Marie-Monique Houart, La vieille dame qui inventait sa vie, roman, éd. Le Carnet

Un livre hallucinant, pour qui a fréquenté de près des patients atteints de la maladie d’Alzheimer. Tout y est: l’oubli des jours, des semaines, des années. L’oubli des noms, des visages. Les faux souvenirs que l’on invente pour camoufler ces oublis. Les noms que l’on soutire, mine de rien, à l’interlocuteur, parce qu’on les a soi-même oubliés. Les soins maniaques apportés à des objets, des circonstances de la vie quotidienne. Le refus de reconnaître la maladie, les circonlocutions, les circonvallations. Jusqu’à se retrouver, à force de cachotteries, prise à son propre jeu, en ce face à face que l’on ne peut éluder, au cœur le plus secret de la forteresse vide, devant la grande divinité, l’inexorable: la Solitude.

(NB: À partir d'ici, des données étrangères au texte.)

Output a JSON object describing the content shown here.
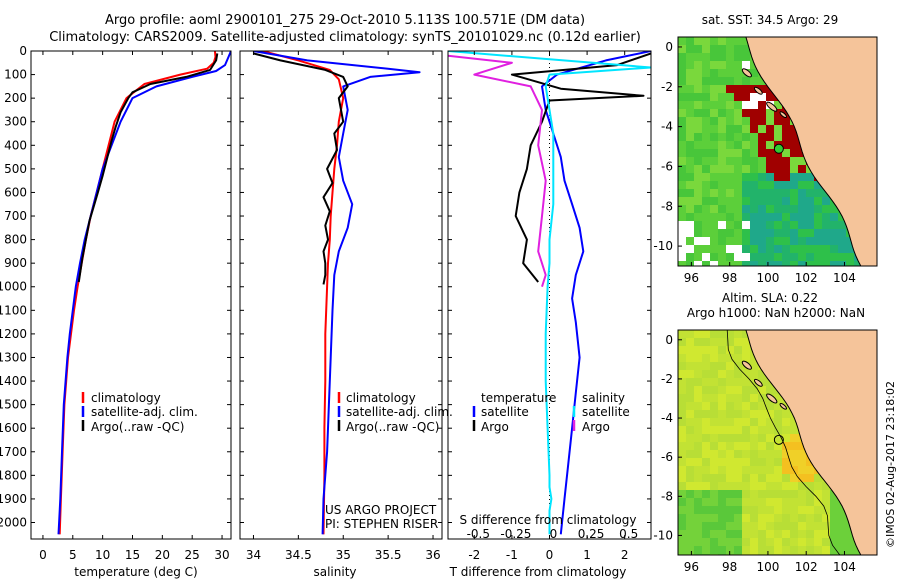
{
  "header": {
    "title_line1": "Argo profile: aoml 2900101_275 29-Oct-2010 5.113S 100.571E (DM data)",
    "title_line2": "Climatology: CARS2009. Satellite-adjusted climatology: synTS_20101029.nc (0.12d earlier)"
  },
  "colors": {
    "climatology": "#ff0000",
    "satellite": "#0000ff",
    "argo": "#000000",
    "sat_diff_s": "#00e5ff",
    "argo_diff_s": "#e020e0",
    "land": "#f5c49a"
  },
  "chart_data": [
    {
      "id": "temperature",
      "type": "line",
      "xlabel": "temperature (deg C)",
      "ylabel": "",
      "xlim": [
        -2,
        31.5
      ],
      "ylim": [
        2070,
        0
      ],
      "xticks": [
        0,
        5,
        10,
        15,
        20,
        25,
        30
      ],
      "yticks": [
        0,
        100,
        200,
        300,
        400,
        500,
        600,
        700,
        800,
        900,
        1000,
        1100,
        1200,
        1300,
        1400,
        1500,
        1600,
        1700,
        1800,
        1900,
        2000
      ],
      "legend": {
        "position": "lower-center",
        "entries": [
          "climatology",
          "satellite-adj. clim.",
          "Argo(..raw -QC)"
        ]
      },
      "series": [
        {
          "name": "climatology",
          "x": [
            28.8,
            28.9,
            28.6,
            27.5,
            23,
            17,
            14,
            12,
            11,
            10,
            9,
            8,
            7.2,
            6.5,
            5.8,
            5.2,
            4.7,
            4.2,
            3.9,
            3.6,
            3.3,
            3.0,
            2.8
          ],
          "y": [
            0,
            25,
            50,
            75,
            100,
            140,
            200,
            300,
            400,
            500,
            600,
            700,
            800,
            900,
            1000,
            1100,
            1200,
            1300,
            1400,
            1500,
            1700,
            1900,
            2050
          ]
        },
        {
          "name": "satellite-adj. clim.",
          "x": [
            31.5,
            31,
            30.5,
            29,
            25,
            19,
            15,
            13,
            11.5,
            10,
            9,
            8,
            7,
            6.2,
            5.5,
            5,
            4.5,
            4.1,
            3.8,
            3.5,
            3.2,
            2.9,
            2.6
          ],
          "y": [
            0,
            30,
            60,
            85,
            110,
            150,
            200,
            300,
            400,
            500,
            600,
            700,
            800,
            900,
            1000,
            1100,
            1200,
            1300,
            1400,
            1500,
            1700,
            1900,
            2050
          ]
        },
        {
          "name": "Argo(..raw -QC)",
          "x": [
            29.2,
            29.0,
            28.0,
            24,
            18,
            15,
            14.3,
            13,
            12.2,
            11.5,
            10.8,
            10,
            9.2,
            8.5,
            7.8,
            7.2,
            6.6,
            6.0
          ],
          "y": [
            10,
            40,
            80,
            110,
            140,
            175,
            200,
            260,
            320,
            380,
            450,
            530,
            600,
            660,
            720,
            800,
            880,
            980
          ]
        }
      ]
    },
    {
      "id": "salinity",
      "type": "line",
      "xlabel": "salinity",
      "xlim": [
        33.85,
        36.1
      ],
      "ylim": [
        2070,
        0
      ],
      "xticks": [
        34,
        34.5,
        35,
        35.5,
        36
      ],
      "legend": {
        "position": "lower-right",
        "entries": [
          "climatology",
          "satellite-adj. clim.",
          "Argo(..raw -QC)"
        ]
      },
      "annotations": [
        "US ARGO PROJECT",
        "PI: STEPHEN RISER"
      ],
      "series": [
        {
          "name": "climatology",
          "x": [
            34.1,
            34.5,
            34.85,
            34.95,
            35.0,
            34.95,
            34.93,
            34.9,
            34.88,
            34.86,
            34.85,
            34.83,
            34.82,
            34.8,
            34.8,
            34.79,
            34.79,
            34.78
          ],
          "y": [
            0,
            40,
            80,
            120,
            200,
            300,
            400,
            500,
            600,
            700,
            800,
            900,
            1000,
            1200,
            1400,
            1600,
            1800,
            2050
          ]
        },
        {
          "name": "satellite-adj. clim.",
          "x": [
            34.0,
            34.6,
            35.5,
            35.85,
            35.3,
            35.0,
            35.05,
            35.0,
            34.95,
            35.0,
            35.1,
            35.05,
            34.95,
            34.9,
            34.88,
            34.86,
            34.84,
            34.82,
            34.8,
            34.78,
            34.77
          ],
          "y": [
            0,
            40,
            75,
            90,
            110,
            150,
            250,
            350,
            450,
            550,
            650,
            750,
            850,
            950,
            1100,
            1300,
            1500,
            1700,
            1800,
            1900,
            2050
          ]
        },
        {
          "name": "Argo(..raw -QC)",
          "x": [
            34.0,
            34.3,
            34.8,
            35.0,
            35.05,
            34.95,
            35.0,
            34.9,
            34.93,
            34.82,
            34.88,
            34.78,
            34.85,
            34.8,
            34.83,
            34.78,
            34.8,
            34.8,
            34.78
          ],
          "y": [
            10,
            40,
            80,
            110,
            150,
            200,
            300,
            350,
            420,
            500,
            560,
            620,
            680,
            740,
            800,
            850,
            900,
            950,
            990
          ]
        }
      ]
    },
    {
      "id": "differences",
      "type": "line",
      "xlabel": "T difference from climatology",
      "xlabel_top": "S difference from climatology",
      "xlim": [
        -2.7,
        2.7
      ],
      "ylim": [
        2070,
        0
      ],
      "xticks": [
        -2,
        -1,
        0,
        1,
        2
      ],
      "xtick_labels_top": [
        "-0.5",
        "-0.25",
        "0",
        "0.25",
        "0.5"
      ],
      "xticks_top": [
        -2,
        -1,
        0,
        1,
        2
      ],
      "legend": {
        "position": "lower-center",
        "left_title": "temperature",
        "right_title": "salinity",
        "entries": [
          "satellite",
          "Argo",
          "satellite",
          "Argo"
        ]
      },
      "series": [
        {
          "name": "temperature satellite",
          "x": [
            2.7,
            1.5,
            0.2,
            -0.2,
            -0.1,
            0.1,
            0.3,
            0.4,
            0.6,
            0.8,
            0.9,
            0.7,
            0.6,
            0.7,
            0.8,
            0.7,
            0.6,
            0.5,
            0.4,
            0.3
          ],
          "y": [
            0,
            40,
            100,
            150,
            250,
            350,
            450,
            550,
            650,
            750,
            850,
            950,
            1050,
            1150,
            1300,
            1450,
            1600,
            1750,
            1900,
            2050
          ]
        },
        {
          "name": "temperature Argo",
          "x": [
            2.7,
            1.8,
            -1.0,
            0.3,
            2.5,
            0.0,
            -0.2,
            -0.5,
            -0.6,
            -0.8,
            -0.9,
            -0.6,
            -0.7,
            -0.3
          ],
          "y": [
            10,
            60,
            100,
            160,
            190,
            210,
            300,
            400,
            500,
            600,
            700,
            800,
            900,
            980
          ]
        },
        {
          "name": "salinity satellite",
          "x": [
            -2.7,
            2.7,
            0.0,
            -0.1,
            0.0,
            0.1,
            0.1,
            0.1,
            0.0,
            0.0,
            -0.05,
            -0.1,
            -0.1,
            -0.05,
            0.0,
            0.0,
            0.05,
            0.0,
            0.0
          ],
          "y": [
            0,
            70,
            100,
            150,
            250,
            350,
            500,
            650,
            800,
            900,
            1000,
            1200,
            1400,
            1600,
            1800,
            1850,
            1900,
            1950,
            2050
          ]
        },
        {
          "name": "salinity Argo",
          "x": [
            -2.7,
            -1.0,
            -2.0,
            -0.5,
            -0.2,
            -0.3,
            -0.1,
            -0.2,
            -0.3,
            -0.1,
            -0.2
          ],
          "y": [
            20,
            50,
            100,
            150,
            250,
            400,
            550,
            700,
            850,
            950,
            1000
          ]
        }
      ]
    },
    {
      "id": "sst_map",
      "type": "heatmap",
      "title": "sat. SST: 34.5 Argo: 29",
      "xlim": [
        95.3,
        105.7
      ],
      "ylim": [
        -11,
        0.5
      ],
      "xticks": [
        96,
        98,
        100,
        102,
        104
      ],
      "yticks": [
        0,
        -2,
        -4,
        -6,
        -8,
        -10
      ],
      "argo_position": [
        100.571,
        -5.113
      ]
    },
    {
      "id": "sla_map",
      "type": "heatmap",
      "title_line1": "Altim. SLA: 0.22",
      "title_line2": "Argo h1000: NaN h2000: NaN",
      "xlim": [
        95.3,
        105.7
      ],
      "ylim": [
        -11,
        0.5
      ],
      "xticks": [
        96,
        98,
        100,
        102,
        104
      ],
      "yticks": [
        0,
        -2,
        -4,
        -6,
        -8,
        -10
      ],
      "argo_position": [
        100.571,
        -5.113
      ]
    }
  ],
  "footer": {
    "credit": "©IMOS 02-Aug-2017 23:18:02"
  }
}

Et pourtant, cette Marianne, au fil du récit, au fil de ses ruses, nous finissons par nous prendre de sympathie pour elle, pour jouer son jeu, espérer qu’elle gagne. Elle a la chance d’avoir une nombreuse famille, qui lui est proche, qui prend soin d’elle, mais qui finit toujours par se heurter à ce mur. Et il y aura les comparses, les médecins, les infirmières, ce jeu nouveau avec le temps, celui des hôpitaux, dont on espère sortir vite, le plus vite possible, ce retour à l’enfance, celle des internats et des congés lointains. Les menus objets, les menues gâteries prennent un relief extraordinaire. Oui, l’entrée en vieillesse, c’est un retour à l’enfance, le bonheur en moins. C’est qu’entre les deux, nous avons vieilli, la vie nous a usés.

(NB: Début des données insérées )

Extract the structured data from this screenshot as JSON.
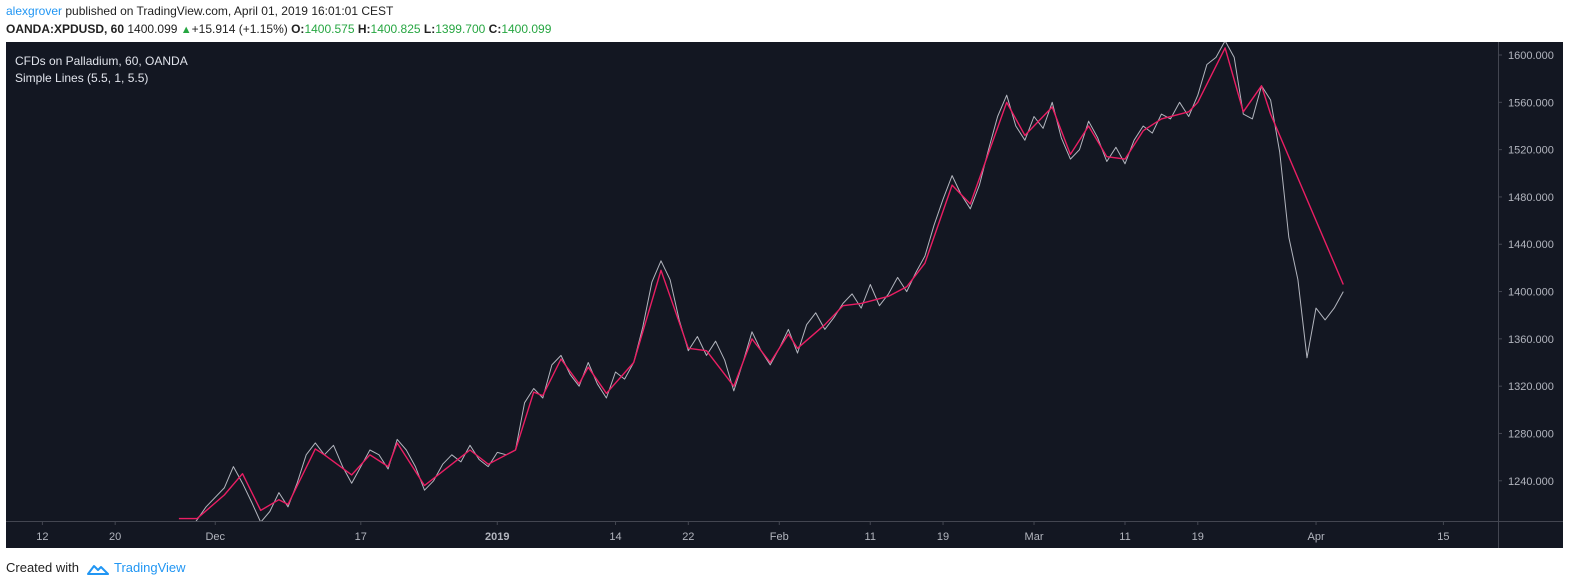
{
  "header": {
    "user": "alexgrover",
    "published_text": "published on TradingView.com, April 01, 2019 16:01:01 CEST",
    "symbol": "OANDA:XPDUSD, 60",
    "last": "1400.099",
    "change": "+15.914 (+1.15%)",
    "open_label": "O:",
    "open": "1400.575",
    "high_label": "H:",
    "high": "1400.825",
    "low_label": "L:",
    "low": "1399.700",
    "close_label": "C:",
    "close": "1400.099"
  },
  "legend": {
    "title": "CFDs on Palladium, 60, OANDA",
    "indicator": "Simple Lines (5.5, 1, 5.5)"
  },
  "footer": {
    "created_with": "Created with",
    "brand": "TradingView"
  },
  "colors": {
    "background": "#131722",
    "price": "#b2b5be",
    "indicator": "#e91e63",
    "axis_text": "#b2b5be",
    "accent": "#2196f3",
    "up": "#26a641"
  },
  "chart_data": {
    "type": "line",
    "title": "CFDs on Palladium, 60, OANDA",
    "xlabel": "",
    "ylabel": "",
    "ylim": [
      1206,
      1611
    ],
    "xlim": [
      "2018-11-08",
      "2019-04-21"
    ],
    "y_ticks": [
      "1240.000",
      "1280.000",
      "1320.000",
      "1360.000",
      "1400.000",
      "1440.000",
      "1480.000",
      "1520.000",
      "1560.000",
      "1600.000"
    ],
    "x_ticks": [
      {
        "label": "12",
        "date": "2018-11-12",
        "bold": false
      },
      {
        "label": "20",
        "date": "2018-11-20",
        "bold": false
      },
      {
        "label": "Dec",
        "date": "2018-12-01",
        "bold": false
      },
      {
        "label": "17",
        "date": "2018-12-17",
        "bold": false
      },
      {
        "label": "2019",
        "date": "2019-01-01",
        "bold": true
      },
      {
        "label": "14",
        "date": "2019-01-14",
        "bold": false
      },
      {
        "label": "22",
        "date": "2019-01-22",
        "bold": false
      },
      {
        "label": "Feb",
        "date": "2019-02-01",
        "bold": false
      },
      {
        "label": "11",
        "date": "2019-02-11",
        "bold": false
      },
      {
        "label": "19",
        "date": "2019-02-19",
        "bold": false
      },
      {
        "label": "Mar",
        "date": "2019-03-01",
        "bold": false
      },
      {
        "label": "11",
        "date": "2019-03-11",
        "bold": false
      },
      {
        "label": "19",
        "date": "2019-03-19",
        "bold": false
      },
      {
        "label": "Apr",
        "date": "2019-04-01",
        "bold": false
      },
      {
        "label": "15",
        "date": "2019-04-15",
        "bold": false
      }
    ],
    "series": [
      {
        "name": "OANDA:XPDUSD",
        "color": "#b2b5be",
        "points": [
          [
            "2018-11-28",
            1196
          ],
          [
            "2018-11-30",
            1218
          ],
          [
            "2018-12-02",
            1234
          ],
          [
            "2018-12-03",
            1252
          ],
          [
            "2018-12-04",
            1238
          ],
          [
            "2018-12-05",
            1222
          ],
          [
            "2018-12-06",
            1205
          ],
          [
            "2018-12-07",
            1214
          ],
          [
            "2018-12-08",
            1230
          ],
          [
            "2018-12-09",
            1218
          ],
          [
            "2018-12-10",
            1238
          ],
          [
            "2018-12-11",
            1262
          ],
          [
            "2018-12-12",
            1272
          ],
          [
            "2018-12-13",
            1262
          ],
          [
            "2018-12-14",
            1270
          ],
          [
            "2018-12-15",
            1252
          ],
          [
            "2018-12-16",
            1238
          ],
          [
            "2018-12-17",
            1252
          ],
          [
            "2018-12-18",
            1266
          ],
          [
            "2018-12-19",
            1262
          ],
          [
            "2018-12-20",
            1250
          ],
          [
            "2018-12-21",
            1275
          ],
          [
            "2018-12-22",
            1266
          ],
          [
            "2018-12-23",
            1252
          ],
          [
            "2018-12-24",
            1232
          ],
          [
            "2018-12-25",
            1240
          ],
          [
            "2018-12-26",
            1254
          ],
          [
            "2018-12-27",
            1262
          ],
          [
            "2018-12-28",
            1256
          ],
          [
            "2018-12-29",
            1270
          ],
          [
            "2018-12-30",
            1258
          ],
          [
            "2018-12-31",
            1252
          ],
          [
            "2019-01-01",
            1264
          ],
          [
            "2019-01-02",
            1262
          ],
          [
            "2019-01-03",
            1266
          ],
          [
            "2019-01-04",
            1306
          ],
          [
            "2019-01-05",
            1318
          ],
          [
            "2019-01-06",
            1310
          ],
          [
            "2019-01-07",
            1338
          ],
          [
            "2019-01-08",
            1346
          ],
          [
            "2019-01-09",
            1330
          ],
          [
            "2019-01-10",
            1320
          ],
          [
            "2019-01-11",
            1340
          ],
          [
            "2019-01-12",
            1322
          ],
          [
            "2019-01-13",
            1310
          ],
          [
            "2019-01-14",
            1332
          ],
          [
            "2019-01-15",
            1326
          ],
          [
            "2019-01-16",
            1340
          ],
          [
            "2019-01-17",
            1370
          ],
          [
            "2019-01-18",
            1408
          ],
          [
            "2019-01-19",
            1426
          ],
          [
            "2019-01-20",
            1410
          ],
          [
            "2019-01-21",
            1376
          ],
          [
            "2019-01-22",
            1350
          ],
          [
            "2019-01-23",
            1362
          ],
          [
            "2019-01-24",
            1346
          ],
          [
            "2019-01-25",
            1358
          ],
          [
            "2019-01-26",
            1342
          ],
          [
            "2019-01-27",
            1316
          ],
          [
            "2019-01-28",
            1340
          ],
          [
            "2019-01-29",
            1366
          ],
          [
            "2019-01-30",
            1350
          ],
          [
            "2019-01-31",
            1338
          ],
          [
            "2019-02-01",
            1352
          ],
          [
            "2019-02-02",
            1368
          ],
          [
            "2019-02-03",
            1348
          ],
          [
            "2019-02-04",
            1372
          ],
          [
            "2019-02-05",
            1382
          ],
          [
            "2019-02-06",
            1368
          ],
          [
            "2019-02-07",
            1378
          ],
          [
            "2019-02-08",
            1390
          ],
          [
            "2019-02-09",
            1398
          ],
          [
            "2019-02-10",
            1386
          ],
          [
            "2019-02-11",
            1406
          ],
          [
            "2019-02-12",
            1388
          ],
          [
            "2019-02-13",
            1398
          ],
          [
            "2019-02-14",
            1412
          ],
          [
            "2019-02-15",
            1400
          ],
          [
            "2019-02-16",
            1416
          ],
          [
            "2019-02-17",
            1430
          ],
          [
            "2019-02-18",
            1456
          ],
          [
            "2019-02-19",
            1478
          ],
          [
            "2019-02-20",
            1498
          ],
          [
            "2019-02-21",
            1482
          ],
          [
            "2019-02-22",
            1470
          ],
          [
            "2019-02-23",
            1490
          ],
          [
            "2019-02-24",
            1520
          ],
          [
            "2019-02-25",
            1548
          ],
          [
            "2019-02-26",
            1566
          ],
          [
            "2019-02-27",
            1540
          ],
          [
            "2019-02-28",
            1528
          ],
          [
            "2019-03-01",
            1548
          ],
          [
            "2019-03-02",
            1538
          ],
          [
            "2019-03-03",
            1560
          ],
          [
            "2019-03-04",
            1530
          ],
          [
            "2019-03-05",
            1512
          ],
          [
            "2019-03-06",
            1520
          ],
          [
            "2019-03-07",
            1544
          ],
          [
            "2019-03-08",
            1530
          ],
          [
            "2019-03-09",
            1510
          ],
          [
            "2019-03-10",
            1522
          ],
          [
            "2019-03-11",
            1508
          ],
          [
            "2019-03-12",
            1528
          ],
          [
            "2019-03-13",
            1540
          ],
          [
            "2019-03-14",
            1534
          ],
          [
            "2019-03-15",
            1550
          ],
          [
            "2019-03-16",
            1546
          ],
          [
            "2019-03-17",
            1560
          ],
          [
            "2019-03-18",
            1548
          ],
          [
            "2019-03-19",
            1566
          ],
          [
            "2019-03-20",
            1592
          ],
          [
            "2019-03-21",
            1598
          ],
          [
            "2019-03-22",
            1612
          ],
          [
            "2019-03-23",
            1598
          ],
          [
            "2019-03-24",
            1550
          ],
          [
            "2019-03-25",
            1546
          ],
          [
            "2019-03-26",
            1574
          ],
          [
            "2019-03-27",
            1562
          ],
          [
            "2019-03-28",
            1518
          ],
          [
            "2019-03-29",
            1446
          ],
          [
            "2019-03-30",
            1410
          ],
          [
            "2019-03-31",
            1344
          ],
          [
            "2019-04-01",
            1386
          ],
          [
            "2019-04-02",
            1376
          ],
          [
            "2019-04-03",
            1386
          ],
          [
            "2019-04-04",
            1400
          ]
        ]
      },
      {
        "name": "Simple Lines (5.5, 1, 5.5)",
        "color": "#e91e63",
        "points": [
          [
            "2018-11-27",
            1208
          ],
          [
            "2018-11-29",
            1208
          ],
          [
            "2018-12-02",
            1228
          ],
          [
            "2018-12-04",
            1246
          ],
          [
            "2018-12-06",
            1215
          ],
          [
            "2018-12-08",
            1224
          ],
          [
            "2018-12-09",
            1220
          ],
          [
            "2018-12-12",
            1267
          ],
          [
            "2018-12-13",
            1262
          ],
          [
            "2018-12-16",
            1245
          ],
          [
            "2018-12-18",
            1262
          ],
          [
            "2018-12-20",
            1252
          ],
          [
            "2018-12-21",
            1272
          ],
          [
            "2018-12-24",
            1236
          ],
          [
            "2018-12-25",
            1242
          ],
          [
            "2018-12-28",
            1260
          ],
          [
            "2018-12-29",
            1266
          ],
          [
            "2018-12-31",
            1254
          ],
          [
            "2019-01-03",
            1266
          ],
          [
            "2019-01-05",
            1315
          ],
          [
            "2019-01-06",
            1312
          ],
          [
            "2019-01-08",
            1343
          ],
          [
            "2019-01-10",
            1322
          ],
          [
            "2019-01-11",
            1336
          ],
          [
            "2019-01-13",
            1314
          ],
          [
            "2019-01-16",
            1340
          ],
          [
            "2019-01-19",
            1418
          ],
          [
            "2019-01-22",
            1352
          ],
          [
            "2019-01-24",
            1350
          ],
          [
            "2019-01-27",
            1320
          ],
          [
            "2019-01-29",
            1360
          ],
          [
            "2019-01-31",
            1340
          ],
          [
            "2019-02-02",
            1364
          ],
          [
            "2019-02-03",
            1352
          ],
          [
            "2019-02-06",
            1372
          ],
          [
            "2019-02-08",
            1388
          ],
          [
            "2019-02-10",
            1390
          ],
          [
            "2019-02-13",
            1396
          ],
          [
            "2019-02-15",
            1404
          ],
          [
            "2019-02-17",
            1424
          ],
          [
            "2019-02-20",
            1490
          ],
          [
            "2019-02-22",
            1474
          ],
          [
            "2019-02-26",
            1560
          ],
          [
            "2019-02-28",
            1532
          ],
          [
            "2019-03-03",
            1556
          ],
          [
            "2019-03-05",
            1516
          ],
          [
            "2019-03-07",
            1540
          ],
          [
            "2019-03-09",
            1514
          ],
          [
            "2019-03-11",
            1512
          ],
          [
            "2019-03-13",
            1536
          ],
          [
            "2019-03-15",
            1546
          ],
          [
            "2019-03-18",
            1552
          ],
          [
            "2019-03-19",
            1560
          ],
          [
            "2019-03-22",
            1606
          ],
          [
            "2019-03-24",
            1552
          ],
          [
            "2019-03-26",
            1574
          ],
          [
            "2019-03-27",
            1550
          ],
          [
            "2019-04-04",
            1406
          ]
        ]
      }
    ]
  }
}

C’est un véritable tour de force, encore une fois que ce livre. Parce que Marie-Monique Houart nous décrit tout cela non point vu d’en haut, en tant qu’écrivain-Dieu le Père, ni de face ou de côté, en observateur attentif. Non, elle écrit depuis le cœur même de cette citadelle, et comme si tout se passait dans son cerveau à elle, et c’est extraordinairement vivant.